The reason the photo sites are so much bigger in this sensor, presumably, is because the resolution is much lower than Canon's still SLR cameras. It doesn't give the resolution, but since it was only described as capturing "HD video," I wouldn't be surprised to find that the sensor's native resolution is that of 1080p video: 1920x1080 pixels, or about 2 megapixels. The 1Dx, on the other hand, has a native resolution of 18 megapixels.
So far, Canon (and more recently Nikon), have been allowing users to record HD video on their SLR cameras by scaling their massive native resolutions way down to a size that you can reasonably encode and cram onto a memory card in an SLR form factor. This approach, on the other hand, seems to be to build a sensor with a lower native resolution suitable for HD video at the same size as the larger SLR sensors, so you don't have to do any down-scaling and you get massive photo sites, which gives you a huge advantage in sensitivity.

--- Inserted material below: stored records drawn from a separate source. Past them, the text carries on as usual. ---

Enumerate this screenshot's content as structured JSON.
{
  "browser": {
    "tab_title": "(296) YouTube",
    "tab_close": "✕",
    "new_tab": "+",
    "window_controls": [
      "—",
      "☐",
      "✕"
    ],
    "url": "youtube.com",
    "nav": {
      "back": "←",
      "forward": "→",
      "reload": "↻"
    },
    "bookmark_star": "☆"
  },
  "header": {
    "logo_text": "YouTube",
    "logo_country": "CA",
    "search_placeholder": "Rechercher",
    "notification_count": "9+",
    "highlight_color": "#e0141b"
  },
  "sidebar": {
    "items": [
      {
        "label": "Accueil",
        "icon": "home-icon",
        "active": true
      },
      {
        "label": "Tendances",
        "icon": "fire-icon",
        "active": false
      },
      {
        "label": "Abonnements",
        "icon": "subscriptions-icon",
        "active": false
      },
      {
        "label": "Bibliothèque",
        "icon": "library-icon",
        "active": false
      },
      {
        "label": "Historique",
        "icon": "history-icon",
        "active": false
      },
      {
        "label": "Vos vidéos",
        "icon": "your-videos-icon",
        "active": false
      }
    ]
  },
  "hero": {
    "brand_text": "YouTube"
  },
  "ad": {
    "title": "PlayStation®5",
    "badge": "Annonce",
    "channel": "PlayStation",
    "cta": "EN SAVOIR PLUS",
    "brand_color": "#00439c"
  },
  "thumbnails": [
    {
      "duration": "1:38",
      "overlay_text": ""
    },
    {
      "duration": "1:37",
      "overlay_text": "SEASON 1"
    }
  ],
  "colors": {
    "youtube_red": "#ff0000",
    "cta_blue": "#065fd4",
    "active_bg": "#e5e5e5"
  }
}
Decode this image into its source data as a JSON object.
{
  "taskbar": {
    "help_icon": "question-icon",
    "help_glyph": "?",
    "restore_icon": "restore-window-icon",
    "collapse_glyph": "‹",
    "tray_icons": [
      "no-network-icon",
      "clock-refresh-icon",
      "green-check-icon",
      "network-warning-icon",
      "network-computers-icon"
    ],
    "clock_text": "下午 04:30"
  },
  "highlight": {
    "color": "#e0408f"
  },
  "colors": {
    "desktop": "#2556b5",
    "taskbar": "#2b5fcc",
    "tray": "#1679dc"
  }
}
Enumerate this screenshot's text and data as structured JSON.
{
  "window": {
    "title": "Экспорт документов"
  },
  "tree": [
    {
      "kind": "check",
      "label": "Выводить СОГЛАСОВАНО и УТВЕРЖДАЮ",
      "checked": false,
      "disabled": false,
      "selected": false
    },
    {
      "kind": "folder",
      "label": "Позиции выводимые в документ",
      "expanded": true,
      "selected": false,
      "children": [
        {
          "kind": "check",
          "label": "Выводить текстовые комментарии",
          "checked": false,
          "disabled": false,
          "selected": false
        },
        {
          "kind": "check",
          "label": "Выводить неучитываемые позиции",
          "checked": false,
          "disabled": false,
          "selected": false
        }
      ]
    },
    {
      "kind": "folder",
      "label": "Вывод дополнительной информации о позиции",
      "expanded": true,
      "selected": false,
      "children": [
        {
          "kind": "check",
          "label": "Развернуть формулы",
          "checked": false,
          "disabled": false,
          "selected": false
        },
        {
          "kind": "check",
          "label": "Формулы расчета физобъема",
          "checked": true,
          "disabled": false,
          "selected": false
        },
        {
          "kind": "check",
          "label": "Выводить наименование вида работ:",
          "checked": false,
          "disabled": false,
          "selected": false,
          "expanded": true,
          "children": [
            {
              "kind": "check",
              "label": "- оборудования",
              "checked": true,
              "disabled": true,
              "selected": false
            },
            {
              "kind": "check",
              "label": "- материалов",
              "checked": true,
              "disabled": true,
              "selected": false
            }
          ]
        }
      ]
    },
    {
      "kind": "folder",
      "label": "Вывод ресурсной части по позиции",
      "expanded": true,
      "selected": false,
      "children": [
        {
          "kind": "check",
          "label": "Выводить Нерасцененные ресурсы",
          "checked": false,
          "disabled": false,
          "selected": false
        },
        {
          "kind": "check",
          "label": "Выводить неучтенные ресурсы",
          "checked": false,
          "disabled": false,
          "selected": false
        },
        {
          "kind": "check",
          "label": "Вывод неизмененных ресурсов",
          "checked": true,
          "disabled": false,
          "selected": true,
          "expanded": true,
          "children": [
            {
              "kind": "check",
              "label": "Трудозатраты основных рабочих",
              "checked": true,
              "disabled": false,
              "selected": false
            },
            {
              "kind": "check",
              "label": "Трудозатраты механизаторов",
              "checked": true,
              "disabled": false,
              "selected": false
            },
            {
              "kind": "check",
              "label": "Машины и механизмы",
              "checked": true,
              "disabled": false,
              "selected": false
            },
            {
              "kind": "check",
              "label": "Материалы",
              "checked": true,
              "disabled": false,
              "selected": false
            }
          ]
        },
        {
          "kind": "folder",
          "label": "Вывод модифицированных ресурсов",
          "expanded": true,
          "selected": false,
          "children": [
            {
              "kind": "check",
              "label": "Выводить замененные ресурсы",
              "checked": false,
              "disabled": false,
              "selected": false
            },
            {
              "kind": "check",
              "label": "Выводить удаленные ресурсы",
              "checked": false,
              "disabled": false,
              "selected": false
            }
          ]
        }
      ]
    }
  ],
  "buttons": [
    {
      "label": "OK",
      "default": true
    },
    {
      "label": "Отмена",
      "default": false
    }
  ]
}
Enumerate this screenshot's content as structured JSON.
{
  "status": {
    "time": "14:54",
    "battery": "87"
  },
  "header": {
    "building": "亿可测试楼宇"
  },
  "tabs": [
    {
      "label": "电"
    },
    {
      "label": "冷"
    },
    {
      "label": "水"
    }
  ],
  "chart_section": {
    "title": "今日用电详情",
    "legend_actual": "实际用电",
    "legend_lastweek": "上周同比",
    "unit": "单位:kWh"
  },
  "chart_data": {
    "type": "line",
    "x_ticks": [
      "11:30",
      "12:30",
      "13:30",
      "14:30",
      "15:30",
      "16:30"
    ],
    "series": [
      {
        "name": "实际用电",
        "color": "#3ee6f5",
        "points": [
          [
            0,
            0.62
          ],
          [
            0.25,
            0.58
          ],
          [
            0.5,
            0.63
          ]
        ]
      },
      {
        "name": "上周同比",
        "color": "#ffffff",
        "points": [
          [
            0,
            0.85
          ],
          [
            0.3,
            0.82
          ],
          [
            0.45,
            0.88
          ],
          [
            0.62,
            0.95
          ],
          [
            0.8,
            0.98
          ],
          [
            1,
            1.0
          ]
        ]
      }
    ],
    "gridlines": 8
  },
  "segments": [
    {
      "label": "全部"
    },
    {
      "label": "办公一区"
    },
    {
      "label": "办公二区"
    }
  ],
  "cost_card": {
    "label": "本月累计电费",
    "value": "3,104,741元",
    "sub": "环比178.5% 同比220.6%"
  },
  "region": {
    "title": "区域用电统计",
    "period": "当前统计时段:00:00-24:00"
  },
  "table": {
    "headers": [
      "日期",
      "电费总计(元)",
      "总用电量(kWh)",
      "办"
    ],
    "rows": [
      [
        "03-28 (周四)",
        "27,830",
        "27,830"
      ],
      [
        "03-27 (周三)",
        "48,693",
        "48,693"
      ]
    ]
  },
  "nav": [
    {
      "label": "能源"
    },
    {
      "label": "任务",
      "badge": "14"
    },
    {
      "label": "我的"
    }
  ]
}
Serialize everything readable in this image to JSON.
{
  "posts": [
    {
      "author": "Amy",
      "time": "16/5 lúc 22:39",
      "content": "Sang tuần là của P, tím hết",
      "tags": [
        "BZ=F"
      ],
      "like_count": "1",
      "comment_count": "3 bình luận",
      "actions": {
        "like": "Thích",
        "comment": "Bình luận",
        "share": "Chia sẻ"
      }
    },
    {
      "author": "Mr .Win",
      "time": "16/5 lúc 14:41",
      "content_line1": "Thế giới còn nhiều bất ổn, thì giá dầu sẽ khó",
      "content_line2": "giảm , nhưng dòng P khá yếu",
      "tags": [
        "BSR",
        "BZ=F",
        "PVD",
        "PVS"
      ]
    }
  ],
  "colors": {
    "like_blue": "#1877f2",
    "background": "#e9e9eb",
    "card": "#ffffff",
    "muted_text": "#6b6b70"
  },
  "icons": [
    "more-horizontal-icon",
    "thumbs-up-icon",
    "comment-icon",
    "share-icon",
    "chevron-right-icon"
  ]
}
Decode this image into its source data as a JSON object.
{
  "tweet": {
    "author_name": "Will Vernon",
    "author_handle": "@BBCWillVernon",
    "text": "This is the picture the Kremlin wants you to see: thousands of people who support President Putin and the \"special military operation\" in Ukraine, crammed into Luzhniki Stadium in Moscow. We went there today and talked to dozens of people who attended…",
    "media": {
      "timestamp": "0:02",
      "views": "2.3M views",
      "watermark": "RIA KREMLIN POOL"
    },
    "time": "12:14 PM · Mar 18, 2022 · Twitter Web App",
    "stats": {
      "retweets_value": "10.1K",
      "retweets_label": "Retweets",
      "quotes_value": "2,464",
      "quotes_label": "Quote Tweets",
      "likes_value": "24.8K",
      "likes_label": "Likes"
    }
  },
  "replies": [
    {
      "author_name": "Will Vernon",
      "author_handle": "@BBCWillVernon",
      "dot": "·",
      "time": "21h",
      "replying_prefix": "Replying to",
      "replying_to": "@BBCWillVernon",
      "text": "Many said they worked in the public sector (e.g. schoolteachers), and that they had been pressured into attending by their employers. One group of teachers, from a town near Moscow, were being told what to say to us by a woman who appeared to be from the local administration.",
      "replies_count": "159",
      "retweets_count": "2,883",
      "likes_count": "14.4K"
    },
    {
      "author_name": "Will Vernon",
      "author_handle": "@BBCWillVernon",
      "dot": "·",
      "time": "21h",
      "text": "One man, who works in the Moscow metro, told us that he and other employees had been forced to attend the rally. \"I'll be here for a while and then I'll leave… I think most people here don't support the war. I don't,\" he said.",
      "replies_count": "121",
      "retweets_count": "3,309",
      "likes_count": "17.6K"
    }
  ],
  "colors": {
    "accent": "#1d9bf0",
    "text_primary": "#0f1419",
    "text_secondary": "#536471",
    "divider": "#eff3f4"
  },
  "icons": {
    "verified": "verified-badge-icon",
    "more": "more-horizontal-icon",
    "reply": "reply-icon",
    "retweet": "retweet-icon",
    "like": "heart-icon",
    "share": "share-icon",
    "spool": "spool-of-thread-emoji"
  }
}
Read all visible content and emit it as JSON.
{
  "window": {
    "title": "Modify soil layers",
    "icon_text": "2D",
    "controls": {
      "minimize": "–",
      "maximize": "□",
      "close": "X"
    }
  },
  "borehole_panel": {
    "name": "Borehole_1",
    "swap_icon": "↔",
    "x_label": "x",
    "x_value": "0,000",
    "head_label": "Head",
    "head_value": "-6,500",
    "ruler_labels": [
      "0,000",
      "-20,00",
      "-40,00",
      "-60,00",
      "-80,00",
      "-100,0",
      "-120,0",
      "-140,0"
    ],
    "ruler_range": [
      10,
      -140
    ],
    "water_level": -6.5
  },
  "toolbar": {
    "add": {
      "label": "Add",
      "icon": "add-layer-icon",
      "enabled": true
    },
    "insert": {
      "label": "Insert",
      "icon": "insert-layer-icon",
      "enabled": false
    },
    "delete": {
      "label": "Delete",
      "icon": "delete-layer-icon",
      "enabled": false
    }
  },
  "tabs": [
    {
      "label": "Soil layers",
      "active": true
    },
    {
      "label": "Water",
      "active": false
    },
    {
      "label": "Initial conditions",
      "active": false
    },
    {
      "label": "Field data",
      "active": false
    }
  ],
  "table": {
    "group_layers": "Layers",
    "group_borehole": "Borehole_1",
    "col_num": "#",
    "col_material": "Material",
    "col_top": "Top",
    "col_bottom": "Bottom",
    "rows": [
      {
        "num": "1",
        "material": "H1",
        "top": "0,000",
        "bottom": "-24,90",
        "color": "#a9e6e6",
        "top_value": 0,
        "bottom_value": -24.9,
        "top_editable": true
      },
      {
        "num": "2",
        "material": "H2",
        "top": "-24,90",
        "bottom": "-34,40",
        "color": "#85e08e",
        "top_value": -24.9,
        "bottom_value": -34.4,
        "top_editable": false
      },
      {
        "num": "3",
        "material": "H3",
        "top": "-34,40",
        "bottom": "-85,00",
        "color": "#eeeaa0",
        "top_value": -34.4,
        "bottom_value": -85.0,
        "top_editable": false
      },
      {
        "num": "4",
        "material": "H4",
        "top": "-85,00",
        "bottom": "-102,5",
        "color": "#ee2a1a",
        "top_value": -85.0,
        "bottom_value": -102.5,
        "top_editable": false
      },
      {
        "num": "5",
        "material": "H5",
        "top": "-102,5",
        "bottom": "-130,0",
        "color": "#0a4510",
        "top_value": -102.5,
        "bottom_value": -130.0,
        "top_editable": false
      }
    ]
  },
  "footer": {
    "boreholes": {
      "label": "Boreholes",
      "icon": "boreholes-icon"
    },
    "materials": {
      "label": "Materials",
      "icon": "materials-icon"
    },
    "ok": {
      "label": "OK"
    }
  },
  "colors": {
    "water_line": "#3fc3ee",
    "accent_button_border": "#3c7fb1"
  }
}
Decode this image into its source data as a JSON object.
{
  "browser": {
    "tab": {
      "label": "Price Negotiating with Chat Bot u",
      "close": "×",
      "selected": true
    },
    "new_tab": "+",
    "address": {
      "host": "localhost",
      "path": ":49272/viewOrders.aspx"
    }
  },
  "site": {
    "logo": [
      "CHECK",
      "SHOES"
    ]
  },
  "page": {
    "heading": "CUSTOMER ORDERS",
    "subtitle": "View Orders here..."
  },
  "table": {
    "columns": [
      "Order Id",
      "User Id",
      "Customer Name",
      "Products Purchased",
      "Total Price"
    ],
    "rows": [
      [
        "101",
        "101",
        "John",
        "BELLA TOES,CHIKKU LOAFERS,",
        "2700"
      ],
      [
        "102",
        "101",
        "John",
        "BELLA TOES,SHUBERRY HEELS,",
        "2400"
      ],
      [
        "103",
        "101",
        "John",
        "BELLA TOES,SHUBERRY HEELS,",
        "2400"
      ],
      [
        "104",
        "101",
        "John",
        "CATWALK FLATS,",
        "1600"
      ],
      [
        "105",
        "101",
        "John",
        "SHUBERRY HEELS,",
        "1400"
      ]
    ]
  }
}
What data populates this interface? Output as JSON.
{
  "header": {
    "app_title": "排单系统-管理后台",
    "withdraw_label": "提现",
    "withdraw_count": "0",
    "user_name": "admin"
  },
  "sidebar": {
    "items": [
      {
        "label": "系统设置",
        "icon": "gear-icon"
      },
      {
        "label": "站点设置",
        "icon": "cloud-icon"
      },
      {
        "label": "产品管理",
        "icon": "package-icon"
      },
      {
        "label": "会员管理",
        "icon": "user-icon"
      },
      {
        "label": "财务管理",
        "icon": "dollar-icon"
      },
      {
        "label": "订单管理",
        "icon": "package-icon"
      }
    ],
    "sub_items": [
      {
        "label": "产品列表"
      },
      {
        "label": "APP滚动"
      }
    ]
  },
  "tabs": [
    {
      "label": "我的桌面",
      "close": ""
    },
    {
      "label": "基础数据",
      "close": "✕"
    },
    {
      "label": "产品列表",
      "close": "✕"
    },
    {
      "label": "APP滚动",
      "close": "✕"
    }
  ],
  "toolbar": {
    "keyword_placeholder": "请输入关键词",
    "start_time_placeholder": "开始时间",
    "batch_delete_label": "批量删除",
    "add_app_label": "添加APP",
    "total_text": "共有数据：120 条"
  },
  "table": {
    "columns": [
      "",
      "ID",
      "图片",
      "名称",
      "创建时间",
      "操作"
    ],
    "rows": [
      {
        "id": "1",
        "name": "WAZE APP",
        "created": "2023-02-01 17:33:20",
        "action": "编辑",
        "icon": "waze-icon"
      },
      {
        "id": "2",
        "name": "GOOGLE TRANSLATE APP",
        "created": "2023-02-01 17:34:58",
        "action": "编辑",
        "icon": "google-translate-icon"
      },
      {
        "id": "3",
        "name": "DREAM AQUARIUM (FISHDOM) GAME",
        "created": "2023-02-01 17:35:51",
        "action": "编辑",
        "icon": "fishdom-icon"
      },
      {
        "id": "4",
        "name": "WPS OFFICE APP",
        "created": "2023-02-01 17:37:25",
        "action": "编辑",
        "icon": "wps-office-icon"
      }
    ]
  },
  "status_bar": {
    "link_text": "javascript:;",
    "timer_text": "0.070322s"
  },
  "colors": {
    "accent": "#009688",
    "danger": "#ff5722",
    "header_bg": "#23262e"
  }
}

Re:Freaking Amazing (Score:4, Insightful)
Well, the credits of Barry Lyndon include a special thanks to Zeiss for the lenses.
Just goes to show, it's all in the glass - you can have as many megapixels as you want in the sensor, but if your lens isn't up to it, you're throwing away the potential of all those pixels.
Re:That "full moon" "after" shot... yeah... no. (Score:4, Insightful)
Especially with the sky being blue from the full moon alone.
is the same as the AC who then posted this one:
I obviously didn't object to it being that hue, dumbass. I objected to it being *that* bright. It was a day shot. And obviously so.
then I'd say that's exactly what you did say.
And as for your assumption that I'm an American ... well, you haven't got a clue, mate. You're many thousands of kilometres off. There are other countries in the world where English is the native language, after all. "We have 2013" indeed.
Sometimes I really do wonder whether /. is worth the trouble.
Re:Freaking Amazing (Score:4, Insightful)
And you can have the best glass in the world, but if your sensor is from say a kodak dcs 620, that is just a complete waste. The whole system has to be suited, one weak link kills quality.